A Prayer For The Dead

Cary Tennis

In the Italian village where I live now, we pass through desolate places, wearing our masks like bandits, not speaking to our neighbors, doing great silent mourning. Church bells rang this morning as I was up on a ladder trimming the grapevines, and I paused on the thousand-year-old wall and felt the sun on my neck and then went on trimming and tossing dead stalks of vine wood onto a pile.

At night, unable to sleep, I arose from bed and went out to the garden under the moonlight and stood near the wall where the dead vine wood was strewn and felt the silence of the village, everyone sleeping, alone or together but inside, behind the old stone walls of the town.

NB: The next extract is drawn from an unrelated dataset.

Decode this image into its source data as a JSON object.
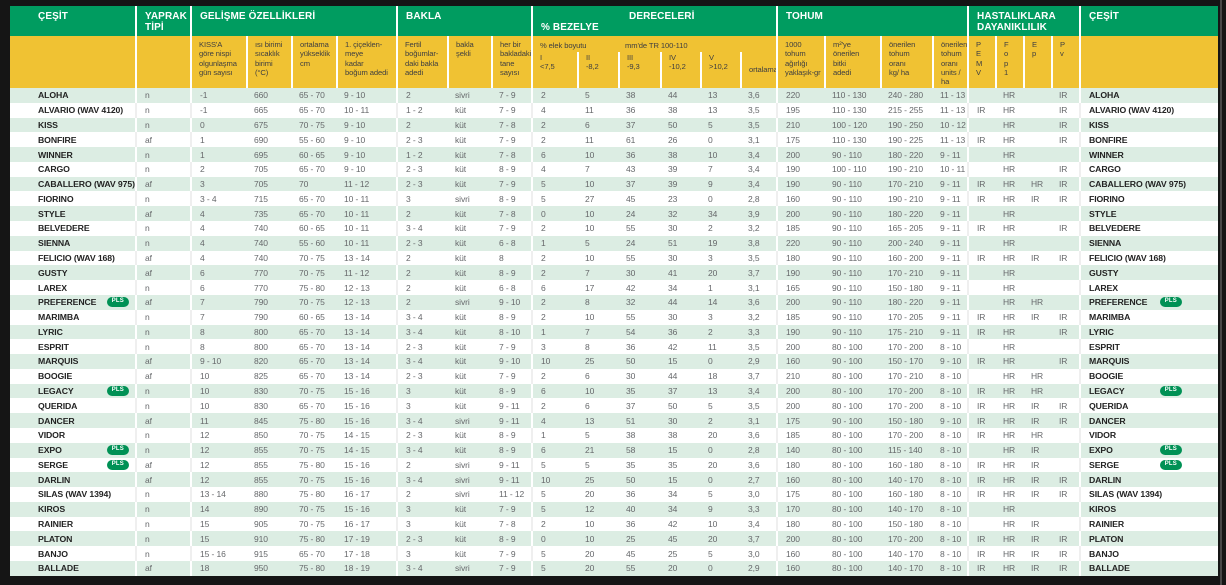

A great wave of dying washes over our world. We sense it in the night, the spirits going up like smoke, the well-ordered caskets in cathedrals and in trenches, the unknown dead, the cherished dead, the friends and family of the dead, the spiderweb of consequence catching on our clothing as it passes over us and continues on to elsewhere, another land, another hand, another host.


Small Talk
Alison Luterman

At least once a day I trudge up 38th,
take a right on Nevil,
and wind around the little green patch of park,
past empty tennis courts
and the deserted soccer field
where right now a masked man
is playing with a remote-control race car
all by himself. I plod up Brookdale,
wearing my own mask. Anonymous,
featureless, I’m free to be anyone:
a bank robber, or a surgeon,
or a biblical bride
tricking my unsuspecting groom
into marrying the wrong sister.
Although, as I climb the hill
and start to sweat, I confess I pull
the thing down for some air.
When I see someone walking toward me,
we do our pandemic do-si-do, one of us
dancing off the sidewalk to avoid the other.
“Beautiful day!” says the stranger.
“Yes, yes, the roses!” I reply,
and we wave from afar.
This talk I used to call small
in the days I used to call ordinary.

Wingspan
Amy Dryansky

— for Donna

Every day I draw in air you can’t
& try to send it to you, alone
in a hospital, a machine breathing
for you, & because we aren’t
allowed to see you I’m imagining
wings for you — yes, cynical me
earnestly conjuring an angel
or eagle, golden, wings spread,
alighting immensely gently
on your chest, carrying light & air
from my lungs, from the many
who love you, filling your lungs
with breath, heat, life, a garden.
If I could, I would wake you
with light, believe in anything.

That Was Already True
Kurt Luchs

We’re all going to die.
(That was already true.)

Most politicians are useless at best, multipliers of misery at worst.
(That was already true.)

We’re alone, though more often than not we manage to conceal that fact from ourselves.
(That was already true.)

When we need them to be neighborly, we can usually count on our neighbors.
(That was already true.)

No one really knows why we’re here or what any of it means.
(That was already true.)

Amid so much darkness, love is all.
(That was already true.)

Kindness, patience, humility, mercy — these cost nothing, being priceless.
(That was already true.)

What comes next is a mystery.
(That was already true.)

Every life matters, and every death.
(That was already true.)

We’re all going to die.
(That was already true.)

The Pandemic Halo
Jim Moore

The first time I saw it was above the head
of an old Lab. He was being walked, as usual, at 7 AM
by his young owner. Lots of lamppost stops, as usual.
There it was: faint at first, then hovering at a rakish tilt
above his silky head. I thought maybe it was a weird trick of light —
the day was bright — but then the next morning the nurse who parks
across the street, in the now almost empty lot, was trotting along
on her way to the clinic that is just below my window. She had it, too.
I don’t think she noticed it at all. She was moving quickly, late
to work. I imagine that’s what was on her mind, not holiness.
The third day a young man in a red cap with a backpack slouched past.
I had never seen him before. You could see he was seriously depressed,
looking down at the sidewalk. But there it was, firmly in place
above him, so he couldn’t see how beautiful
he really was. By now the pandemic halo is well recorded.
We almost take it for granted, what once seemed so amazing.
After the pandemic is over, they say, the halo effect will disappear.
They say we will return to life as usual. We won’t need it.
I have my doubts. I think we might need it more than ever.
I think we might be saying things like “Remember how incredible it was
during the pandemic, how everyone had a halo,
how grief and holiness were all we knew of the world
and the sight of a dog at a lamppost could bring us to tears?”